7. Appellate proceedings were conducted before the Board of Industrial Insurance Appeals at which time an agreed statement of facts was entered into that the claimant needs an attendant and that the legal interpretation of RCW 51.32.060(5) and RCW 51.36 was at issue. On September 8, 1970, a hearing examiner for this Board entered a Proposed Decision and Order in connection with this appeal.
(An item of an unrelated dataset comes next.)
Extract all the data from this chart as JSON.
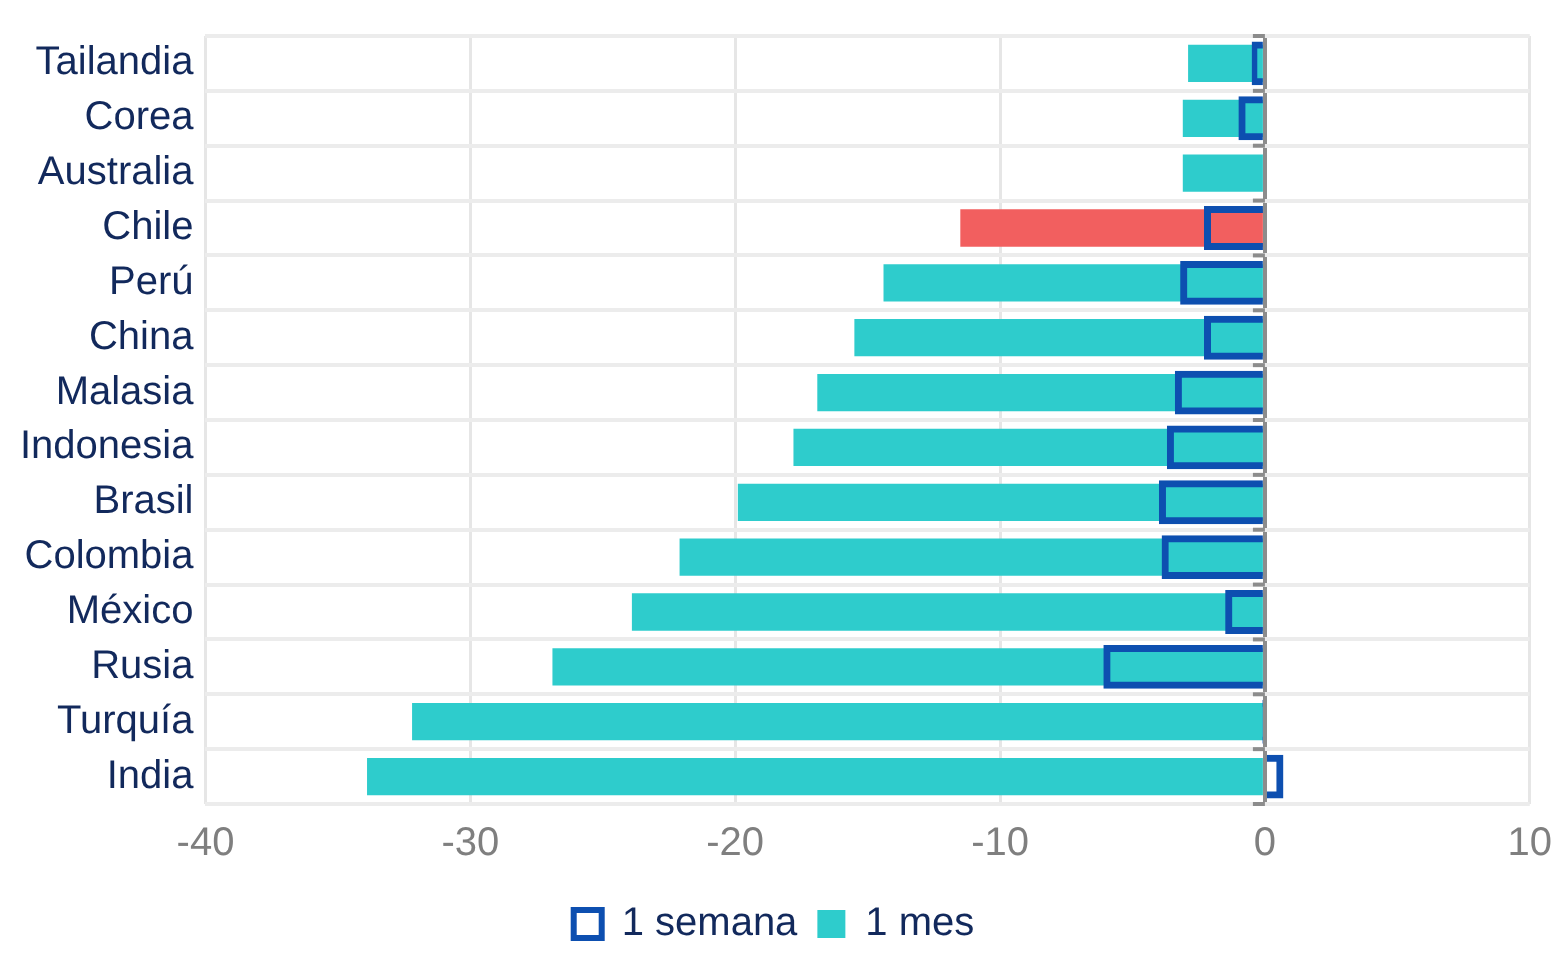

Thereafter, within the period of time provided by law, exceptions were filed and the case referred to the Board for review as provided by RCW 51.52.106.
8. At the time of filing his application for the increased compensation for an attendant on November 20, 1969, the claimant was so physically helpless as to require the services of an attendant, and said condition continued to the time of the hearing of the appeal.
Based upon the foregoing findings of fact, the Board concludes as follows:
- The Board has jurisdiction of the parties and subject matter of this appeal.
- The limiting language of RCW 51.32.060(5) was intended by the legislature to prevent duplication of benefits, and does not preclude  the Department of Labor and Industries from increasing permanent total disability compensation to provide for the services of an attendant where a permanently totally disabled workman is receiving medical care at the discretion of the Director of the Department of Labor and Industries pursuant to RCW 51.36.010, when no attendant is being furnished as a part of that treatment.
3. The order of the Department of Labor and Industries issued December 24, 1969, is erroneous and must be reversed, and this claim remanded to the Department of Labor and Industries with direction to allow the application for increased compensation for an attendant, effective November 20, 1969.
It is so ORDERED.
Dated this 5th day of November, 1970.
BOARD OF INDUSTRIAL INSURANCE APPEALS
ROBERT C. WETHERHOLTChairperson
R. H. POWELLMember
R. M. GILMOREMember
Revised Code of Washington, Section 51.52.120(2) provides:
"If, on appeal to the board, the order, decision or award of the department is reversed or modified and additional relief is granted to a workman or beneficiary, or in cases where a party other than the workman or beneficiary is the appealing party and the workman's or beneficiary's right to relief is sustained by the board, the board shall fix a reasonable fee for the services of his attorney in proceedings before the board if written application therefore is made by the attorney, workman or beneficiary. In fixing the amount of such attorney's fee, the board shall take into consideration the fee allowed, if any, by the director, for services before the department, and the board may review the fee fixed by said director. Any attorney's fee set by the department or the board may be reviewed by the superior court upon application of such attorney. Where the board, pursuant to this section,  fixes the attorney's fee, it shall be unlawful for an attorney to charge or receive any fee for services before the board in excess of that fee fixed by the board. Any person who violates any provision of this section shall be guilty of a misdemeanor."